While plants can’t chat like people, they don’t just sit in restful silence. Under certain conditions—such as a lack of water or physical damage—plants vibrate and emit sound waves. Typically, those waves are too high-pitched for the human ear and go unnoticed.
But biologists can now hear those sound waves from a distance. Lilach Hadany, a biologist at Tel Aviv University in Israel, and her colleagues even managed to record them. They published their work in the journal Cell today.
Hadany and colleagues’ work is part of a niche but budding field called “plant bioacoustics.” While scientists know plants aren’t just inert decorations in the ecological backdrop— they interact with their surroundings, like releasing chemicals as a defense mechanism—researchers don’t exactly know how plants respond to and produce sounds. Not only could solving this mystery give farmers a new way of tending to their plants, but it might also unlock something wondrous: Plants have senses in a way we never realized.
It’s established that “the sounds emitted by plants are much more prominent after some kind of stress,” says František Baluška, a plant bioacoustics researcher at Bonn University in Germany who wasn’t a part of the new study. But past plant bioacoustics experiments had to listen to plants at a very close distance to measure vibrations.
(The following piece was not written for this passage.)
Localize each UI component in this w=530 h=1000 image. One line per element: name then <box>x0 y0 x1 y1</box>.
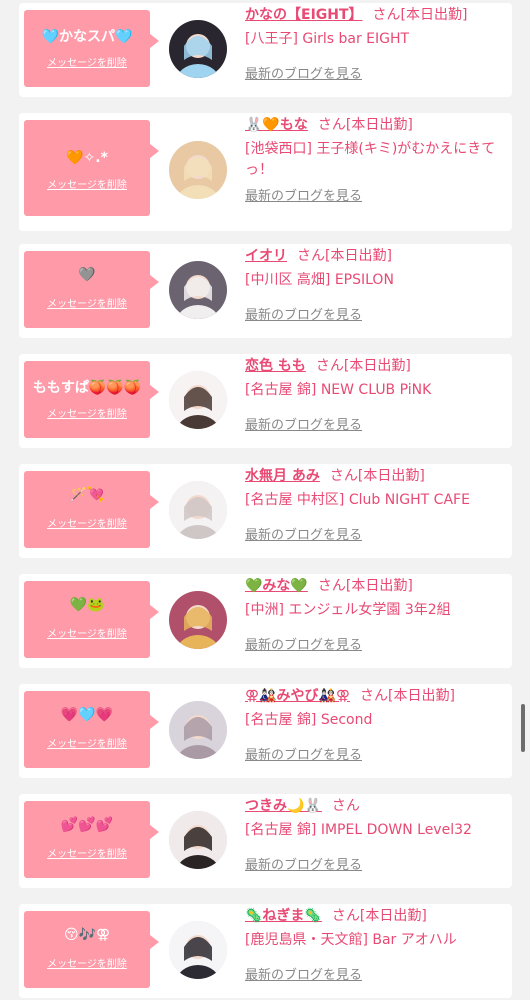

Meanwhile, Hadany and her colleagues managed to pick up plant sounds from across a room.
[Related on PopSci+: Biohacked cyborg plants may help prevent environmental disaster]
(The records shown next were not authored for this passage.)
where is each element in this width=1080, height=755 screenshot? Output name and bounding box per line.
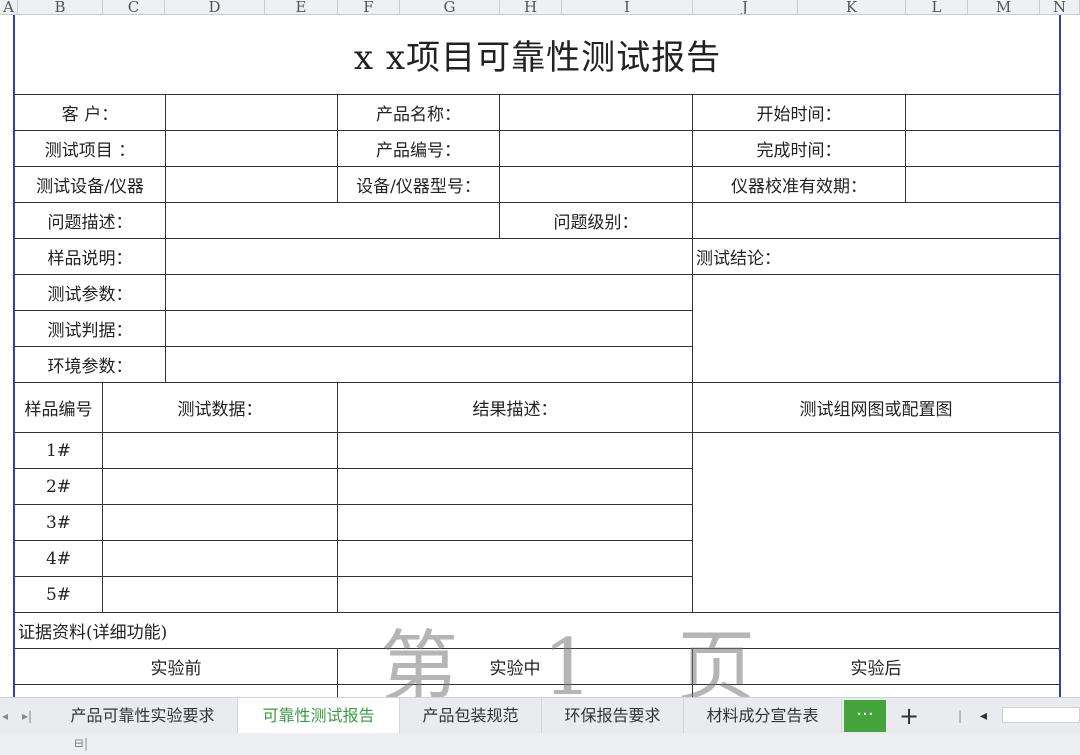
- value-test-item[interactable]: [166, 131, 338, 167]
- tab-material-declaration[interactable]: 材料成分宣告表: [684, 698, 842, 734]
- value-test-params[interactable]: [166, 275, 693, 311]
- last-sheet-icon[interactable]: ▸|: [22, 698, 32, 734]
- value-env-params[interactable]: [166, 347, 693, 383]
- tab-packaging-spec[interactable]: 产品包装规范: [400, 698, 542, 734]
- sample-row-result[interactable]: [338, 541, 693, 577]
- column-header-h[interactable]: H: [500, 0, 562, 14]
- header-sample-no[interactable]: 样品编号: [15, 383, 103, 433]
- sample-row-label[interactable]: 1#: [15, 433, 103, 469]
- sheet-tab-bar: ◂ ▸| 产品可靠性实验要求 可靠性测试报告 产品包装规范 环保报告要求 材料成…: [0, 697, 1080, 734]
- report-title[interactable]: x x项目可靠性测试报告: [15, 15, 1060, 95]
- label-problem-desc[interactable]: 问题描述：: [15, 203, 166, 239]
- column-header-k[interactable]: K: [798, 0, 906, 14]
- column-header-f[interactable]: F: [338, 0, 400, 14]
- header-before-test[interactable]: 实验前: [15, 649, 338, 685]
- column-header-e[interactable]: E: [265, 0, 338, 14]
- column-header-g[interactable]: G: [400, 0, 500, 14]
- status-bar: ⊟|: [0, 733, 1080, 755]
- page-frame-right: [1059, 15, 1061, 697]
- horizontal-scrollbar[interactable]: [1002, 707, 1080, 723]
- scroll-left-icon[interactable]: ◂: [980, 698, 987, 734]
- column-header-b[interactable]: B: [18, 0, 103, 14]
- sample-row-data[interactable]: [103, 541, 338, 577]
- network-diagram-area[interactable]: [693, 433, 1060, 613]
- label-env-params[interactable]: 环境参数：: [15, 347, 166, 383]
- value-calibration[interactable]: [906, 167, 1060, 203]
- sample-row-label[interactable]: 4#: [15, 541, 103, 577]
- sample-row-label[interactable]: 2#: [15, 469, 103, 505]
- evidence-during-cell[interactable]: [338, 685, 693, 697]
- column-header-l[interactable]: L: [906, 0, 968, 14]
- value-start-time[interactable]: [906, 95, 1060, 131]
- tab-reliability-report[interactable]: 可靠性测试报告: [238, 698, 400, 734]
- value-equipment[interactable]: [166, 167, 338, 203]
- tab-reliability-requirements[interactable]: 产品可靠性实验要求: [48, 698, 238, 734]
- label-customer[interactable]: 客 户：: [15, 95, 166, 131]
- sample-row-result[interactable]: [338, 577, 693, 613]
- first-sheet-icon[interactable]: ◂: [2, 698, 8, 734]
- header-result-desc[interactable]: 结果描述：: [338, 383, 693, 433]
- evidence-before-cell[interactable]: [15, 685, 338, 697]
- column-header-c[interactable]: C: [103, 0, 165, 14]
- value-product-name[interactable]: [500, 95, 693, 131]
- label-problem-level[interactable]: 问题级别：: [500, 203, 693, 239]
- label-test-conclusion[interactable]: 测试结论：: [693, 239, 1060, 275]
- sample-row-data[interactable]: [103, 433, 338, 469]
- sample-row-data[interactable]: [103, 577, 338, 613]
- sample-row-data[interactable]: [103, 469, 338, 505]
- sample-row-result[interactable]: [338, 505, 693, 541]
- label-test-criteria[interactable]: 测试判据：: [15, 311, 166, 347]
- sample-row-result[interactable]: [338, 433, 693, 469]
- header-during-test[interactable]: 实验中: [338, 649, 693, 685]
- sample-row-result[interactable]: [338, 469, 693, 505]
- label-evidence[interactable]: 证据资料(详细功能): [15, 613, 1060, 649]
- column-header-i[interactable]: I: [562, 0, 693, 14]
- column-header-m[interactable]: M: [968, 0, 1040, 14]
- value-test-criteria[interactable]: [166, 311, 693, 347]
- scroll-divider-icon: |: [958, 709, 963, 723]
- header-after-test[interactable]: 实验后: [693, 649, 1060, 685]
- worksheet-area[interactable]: x x项目可靠性测试报告 客 户： 产品名称： 开始时间： 测试项目 ： 产品编…: [0, 15, 1080, 697]
- value-product-no[interactable]: [500, 131, 693, 167]
- value-test-conclusion[interactable]: [693, 275, 1060, 383]
- value-problem-desc[interactable]: [166, 203, 500, 239]
- column-header-j[interactable]: J: [693, 0, 798, 14]
- label-test-params[interactable]: 测试参数：: [15, 275, 166, 311]
- column-header-n[interactable]: N: [1040, 0, 1080, 14]
- page-frame-left: [13, 15, 15, 697]
- label-finish-time[interactable]: 完成时间：: [693, 131, 906, 167]
- label-sample-desc[interactable]: 样品说明：: [15, 239, 166, 275]
- column-header-d[interactable]: D: [165, 0, 265, 14]
- tab-environmental-report[interactable]: 环保报告要求: [542, 698, 684, 734]
- evidence-after-cell[interactable]: [693, 685, 1060, 697]
- page-layout-icon[interactable]: ⊟|: [74, 736, 88, 750]
- label-test-item[interactable]: 测试项目 ：: [15, 131, 166, 167]
- add-sheet-button[interactable]: +: [893, 698, 925, 734]
- column-header-a[interactable]: A: [0, 0, 18, 14]
- header-network-diagram[interactable]: 测试组网图或配置图: [693, 383, 1060, 433]
- label-equipment-model[interactable]: 设备/仪器型号：: [338, 167, 500, 203]
- header-test-data[interactable]: 测试数据：: [103, 383, 338, 433]
- column-header-bar: A B C D E F G H I J K L M N: [0, 0, 1080, 15]
- value-sample-desc[interactable]: [166, 239, 693, 275]
- label-product-no[interactable]: 产品编号：: [338, 131, 500, 167]
- more-sheets-button[interactable]: ···: [844, 700, 886, 732]
- value-problem-level[interactable]: [693, 203, 1060, 239]
- label-product-name[interactable]: 产品名称：: [338, 95, 500, 131]
- label-calibration[interactable]: 仪器校准有效期：: [693, 167, 906, 203]
- sample-row-label[interactable]: 3#: [15, 505, 103, 541]
- value-equipment-model[interactable]: [500, 167, 693, 203]
- label-start-time[interactable]: 开始时间：: [693, 95, 906, 131]
- label-equipment[interactable]: 测试设备/仪器: [15, 167, 166, 203]
- sample-row-data[interactable]: [103, 505, 338, 541]
- value-finish-time[interactable]: [906, 131, 1060, 167]
- sample-row-label[interactable]: 5#: [15, 577, 103, 613]
- value-customer[interactable]: [166, 95, 338, 131]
The study team first tested out their ideas on tomato and tobacco plants. Some plants were watered regularly, while others were neglected for days—a process that simulated drought-like conditions. Finally, the most unfortunate plants were severed from their roots.
Plants under idyllic conditions seemed to thrive. But the damaged and dehydrated plants did something peculiar: They emitted clicking sounds once every few minutes.
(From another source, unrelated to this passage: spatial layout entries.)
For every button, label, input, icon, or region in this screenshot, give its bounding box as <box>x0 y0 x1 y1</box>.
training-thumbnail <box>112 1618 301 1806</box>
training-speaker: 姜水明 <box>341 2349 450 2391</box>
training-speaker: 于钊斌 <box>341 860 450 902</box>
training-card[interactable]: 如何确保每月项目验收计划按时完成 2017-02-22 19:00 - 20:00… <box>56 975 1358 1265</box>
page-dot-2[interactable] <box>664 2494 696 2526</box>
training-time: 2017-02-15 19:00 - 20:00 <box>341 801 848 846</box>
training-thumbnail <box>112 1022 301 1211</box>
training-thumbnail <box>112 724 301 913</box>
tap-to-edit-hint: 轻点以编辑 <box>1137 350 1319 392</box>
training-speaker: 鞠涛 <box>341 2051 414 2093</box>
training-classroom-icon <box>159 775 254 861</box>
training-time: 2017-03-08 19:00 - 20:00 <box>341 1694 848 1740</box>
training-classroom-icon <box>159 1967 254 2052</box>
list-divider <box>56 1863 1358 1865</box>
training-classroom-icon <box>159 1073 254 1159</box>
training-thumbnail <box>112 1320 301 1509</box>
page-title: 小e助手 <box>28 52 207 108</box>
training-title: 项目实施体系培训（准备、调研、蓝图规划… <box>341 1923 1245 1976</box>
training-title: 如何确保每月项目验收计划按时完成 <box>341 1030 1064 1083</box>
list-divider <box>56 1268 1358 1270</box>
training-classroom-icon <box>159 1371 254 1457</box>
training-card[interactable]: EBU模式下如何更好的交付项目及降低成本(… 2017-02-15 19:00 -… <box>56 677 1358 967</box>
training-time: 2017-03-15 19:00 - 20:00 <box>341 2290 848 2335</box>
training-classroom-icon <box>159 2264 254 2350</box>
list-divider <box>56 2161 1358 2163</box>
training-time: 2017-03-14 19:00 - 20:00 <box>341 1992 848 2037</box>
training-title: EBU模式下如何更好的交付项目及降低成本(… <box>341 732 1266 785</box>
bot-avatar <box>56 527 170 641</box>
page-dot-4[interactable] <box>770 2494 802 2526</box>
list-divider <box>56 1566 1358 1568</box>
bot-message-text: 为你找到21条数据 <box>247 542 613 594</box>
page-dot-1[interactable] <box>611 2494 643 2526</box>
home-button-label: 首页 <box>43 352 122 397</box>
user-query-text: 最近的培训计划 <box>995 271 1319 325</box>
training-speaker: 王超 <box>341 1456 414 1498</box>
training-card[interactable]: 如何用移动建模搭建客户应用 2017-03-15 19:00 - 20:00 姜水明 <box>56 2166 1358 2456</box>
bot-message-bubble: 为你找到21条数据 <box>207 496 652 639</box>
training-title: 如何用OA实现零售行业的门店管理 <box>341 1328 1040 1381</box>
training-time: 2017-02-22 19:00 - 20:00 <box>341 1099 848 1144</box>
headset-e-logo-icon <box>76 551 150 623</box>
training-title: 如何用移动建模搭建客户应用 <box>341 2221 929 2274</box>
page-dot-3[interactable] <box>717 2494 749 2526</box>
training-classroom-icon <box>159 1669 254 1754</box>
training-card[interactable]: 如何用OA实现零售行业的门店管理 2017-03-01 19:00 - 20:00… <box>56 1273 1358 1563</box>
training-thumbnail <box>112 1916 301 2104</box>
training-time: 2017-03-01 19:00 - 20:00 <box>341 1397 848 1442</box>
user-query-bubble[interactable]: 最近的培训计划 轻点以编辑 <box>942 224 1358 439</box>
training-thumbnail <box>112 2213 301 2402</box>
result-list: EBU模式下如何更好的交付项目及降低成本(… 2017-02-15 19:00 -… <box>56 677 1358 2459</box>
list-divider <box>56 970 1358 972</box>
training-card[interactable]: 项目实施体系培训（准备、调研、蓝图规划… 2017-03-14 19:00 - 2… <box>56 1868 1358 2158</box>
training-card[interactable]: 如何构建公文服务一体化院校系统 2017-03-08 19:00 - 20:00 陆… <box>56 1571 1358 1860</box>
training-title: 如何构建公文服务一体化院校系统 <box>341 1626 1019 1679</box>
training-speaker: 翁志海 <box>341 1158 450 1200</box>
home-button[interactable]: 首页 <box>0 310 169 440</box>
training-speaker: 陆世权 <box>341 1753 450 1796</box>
Of course, if you were to walk through a drought-stricken tomato grove with a machete, chopping every vine you see, you wouldn’t hear a chorus of distressed plants. The plants emit sounds in ultrasound: frequencies too high for the human ear to hear. That’s part of why researchers have only now perceived these clicks.
“Not everybody has the equipment to do ultrasound [or] has the mind to look into these broader frequencies,” says ecologist Daniel Robert, a professor at the University of Bristol in the United Kingdom who wasn’t an author of the paper.
The researchers were able to record similar sounds in other plants deprived of water, including wheat, maize, wine grapes, pincushion cactus, and henbit (a common spring weed in the Northern Hemisphere).
Biologists think the clicks might come from xylem, the “piping” that transports water and nutrients through a plant. Pressure differences cause air bubbles to enter the fluid. The bubbles grow until they pop—and the burst is the noise picked up by scientists. This process is called cavitation.
Most people who study cavitation aren’t biologists; they’re typically physicists and engineers. For them, cavitation is often a nuisance. Bursting bubbles can damage pumps, propellers, hydraulic turbines, and other devices that do their work underwater. But, on the other hand, we can put cavitation to work for us: for instance, in ultrasound jewelry cleaners.
Although it’s known cavitation occurs in plants under certain conditions, like when they’re dehydrated, scientists aren’t sure that this process can entirely explain the plant sounds they hear. “There might not be only one mechanism,” says Robert.
The authors speculate that their work could eventually help plant growers, who could listen from a distance and monitor the plants in their greenhouse. To support this potential future, Hadany and her colleagues trained a machine learning model to break down the sound waves and discern what stress caused a particular sound. Instead of being surprised by wilted greens, this type of tech could give horticulturists a heads-up.
Robert suspects that—unlike people—animals might already be able to hear plant sounds. Insects searching for landing spots or places to lay their eggs, for instance, might pick and choose plants by listening in and selecting a plant based on their health.
If there is an observable quality like sound (or light or electric fields) in the wild, then some organisms will evolve to use it, explains Robert. “This is why we have ears,” he says
If that’s the case, perhaps it can work the other way—plants may also respond to sounds. Scientists like Baluška have already shown that plants can “hear” external sounds. For example, research suggests some leaf trichomes react to vibrations from worms chewing on them. And in the laboratory, researchers have seen some plants’ root tips grow through the soil in the direction of incoming sounds.
If that’s the case, some biologists think plants may have more sophisticated “senses” than we perhaps believed.
“Plants definitely must be aware of what is around because they must react every second because the environment is changing all the time,” says Baluška. “They must be able to, somehow, understand the environment.”